Most of my technical primers are…well, technical. This one won’t be because the problem is confusion rather than complexity.
I’ve been in software security for over a decade, and nearly every tester or developer I’ve asked about this topic thinks Null Pointer Dereference Vulnerabilities mean one of two things:
- Someone tried to delete (dereference) a pointer while it pointed to NULL, or…
- Failure to clean up (dereference) NULL pointers.
In both cases, the mistake is made because they think dereference means to delete something, which it does not. In programming parlance, dereferencing means getting the value for something—a.k.a., reading it.

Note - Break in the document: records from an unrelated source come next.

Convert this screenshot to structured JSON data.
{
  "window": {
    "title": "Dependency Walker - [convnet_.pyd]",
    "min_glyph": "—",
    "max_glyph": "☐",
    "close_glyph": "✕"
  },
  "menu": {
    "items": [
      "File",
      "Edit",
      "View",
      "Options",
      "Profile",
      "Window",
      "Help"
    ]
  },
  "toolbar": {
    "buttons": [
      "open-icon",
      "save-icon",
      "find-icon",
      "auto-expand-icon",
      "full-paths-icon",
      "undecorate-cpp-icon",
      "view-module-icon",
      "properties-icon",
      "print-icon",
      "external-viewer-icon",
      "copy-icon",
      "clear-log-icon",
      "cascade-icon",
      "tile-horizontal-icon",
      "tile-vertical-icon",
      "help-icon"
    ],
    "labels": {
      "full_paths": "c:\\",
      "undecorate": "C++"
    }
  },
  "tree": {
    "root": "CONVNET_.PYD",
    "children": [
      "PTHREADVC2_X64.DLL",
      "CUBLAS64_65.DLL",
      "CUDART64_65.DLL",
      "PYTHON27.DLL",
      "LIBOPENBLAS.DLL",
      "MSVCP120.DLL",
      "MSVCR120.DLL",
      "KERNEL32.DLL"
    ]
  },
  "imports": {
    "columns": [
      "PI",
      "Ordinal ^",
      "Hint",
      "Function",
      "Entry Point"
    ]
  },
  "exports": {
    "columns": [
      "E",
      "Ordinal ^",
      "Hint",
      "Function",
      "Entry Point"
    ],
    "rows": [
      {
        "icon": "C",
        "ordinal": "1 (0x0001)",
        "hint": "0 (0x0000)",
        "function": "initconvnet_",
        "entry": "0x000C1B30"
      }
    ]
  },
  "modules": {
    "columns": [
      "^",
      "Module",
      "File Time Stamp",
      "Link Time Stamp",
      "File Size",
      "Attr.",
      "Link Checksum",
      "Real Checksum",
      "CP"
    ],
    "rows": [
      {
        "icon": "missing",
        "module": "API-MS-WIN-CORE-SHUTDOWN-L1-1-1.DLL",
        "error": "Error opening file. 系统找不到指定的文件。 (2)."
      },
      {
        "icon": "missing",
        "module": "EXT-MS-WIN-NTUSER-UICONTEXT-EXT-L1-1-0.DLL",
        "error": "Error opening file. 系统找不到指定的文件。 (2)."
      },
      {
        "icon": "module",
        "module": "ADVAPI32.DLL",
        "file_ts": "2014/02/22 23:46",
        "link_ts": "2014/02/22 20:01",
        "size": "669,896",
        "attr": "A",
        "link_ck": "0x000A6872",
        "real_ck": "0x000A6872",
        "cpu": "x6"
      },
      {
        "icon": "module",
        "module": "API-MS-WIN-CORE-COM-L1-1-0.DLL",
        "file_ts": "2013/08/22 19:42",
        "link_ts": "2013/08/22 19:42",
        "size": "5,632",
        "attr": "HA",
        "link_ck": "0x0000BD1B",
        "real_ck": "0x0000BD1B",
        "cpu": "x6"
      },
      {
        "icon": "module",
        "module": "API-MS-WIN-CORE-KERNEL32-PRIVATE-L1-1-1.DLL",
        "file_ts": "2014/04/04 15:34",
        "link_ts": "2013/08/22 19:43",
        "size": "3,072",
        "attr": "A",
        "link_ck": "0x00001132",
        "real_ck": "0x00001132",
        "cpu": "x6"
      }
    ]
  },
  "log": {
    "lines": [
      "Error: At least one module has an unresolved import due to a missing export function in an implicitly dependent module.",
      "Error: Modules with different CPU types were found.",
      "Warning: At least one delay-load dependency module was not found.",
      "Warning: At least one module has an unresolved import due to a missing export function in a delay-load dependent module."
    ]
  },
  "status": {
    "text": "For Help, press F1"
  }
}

In other words, a Null Pointer Dereference Vulnerability just means reading a NULL pointer.
That’s it.
It’s not about deleting references, or leaving references lying around, or cleaning up NULL pointers, or any of that stuff. Computers just hate trying to extract the value of things that don’t exist. And I can’t say I blame them.
Hope this helps someone.
Notes
- This is a fantastic explanation of pointers on Stack Overflow.
- Another interesting piece of trivia: Null Pointer Dereference and Null Pointer Exceptions (NPEs) are the same vulnerability with different names.
- Thanks to Jason Powell for talking through this, championing the cause, and reminding me that this primer still needed to be written.